Difícil sustentar Os preços da carne suína pagos aos produtores estão em bom patamar, mas o cenário para os próximos meses não parece otimista. Farelo de soja e milho estão em alta - o que eleva os custos -, e as indústrias têm dificuldade em repassar os derivados de carne suína para o mercado.

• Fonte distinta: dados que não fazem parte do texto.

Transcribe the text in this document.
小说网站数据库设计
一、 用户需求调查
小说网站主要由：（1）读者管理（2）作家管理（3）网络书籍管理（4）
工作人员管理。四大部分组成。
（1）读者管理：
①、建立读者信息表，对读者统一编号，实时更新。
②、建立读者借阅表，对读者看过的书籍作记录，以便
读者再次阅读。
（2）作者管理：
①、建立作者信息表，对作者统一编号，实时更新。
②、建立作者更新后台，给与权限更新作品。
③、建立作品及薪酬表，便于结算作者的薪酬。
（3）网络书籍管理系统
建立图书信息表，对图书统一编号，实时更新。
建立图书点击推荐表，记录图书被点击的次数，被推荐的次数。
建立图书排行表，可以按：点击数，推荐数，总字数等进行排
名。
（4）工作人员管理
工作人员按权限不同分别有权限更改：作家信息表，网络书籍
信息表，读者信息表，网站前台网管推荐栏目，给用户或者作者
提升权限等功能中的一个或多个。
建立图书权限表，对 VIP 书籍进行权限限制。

Excesso Oscar José Gizzi, diretor comercial da Aurora, diz que o problema é o volume de produto no mercado. Os fechamentos dos mercados da Rússia, agora reaberto, e da China provocaram o abastecimento de carne acima do normal no mercado interno.
Oferta maior Com maior oferta, a redução da margem de lucro ficou com o setor industrial, que paga de R$ 1,40 a R$ 1,50 por quilo de carne suína. Apesar de todo o custo industrial, a salsicha, a mortadela e o toucinho são colocados no mercado com valores inferiores àqueles, diz Gizzi.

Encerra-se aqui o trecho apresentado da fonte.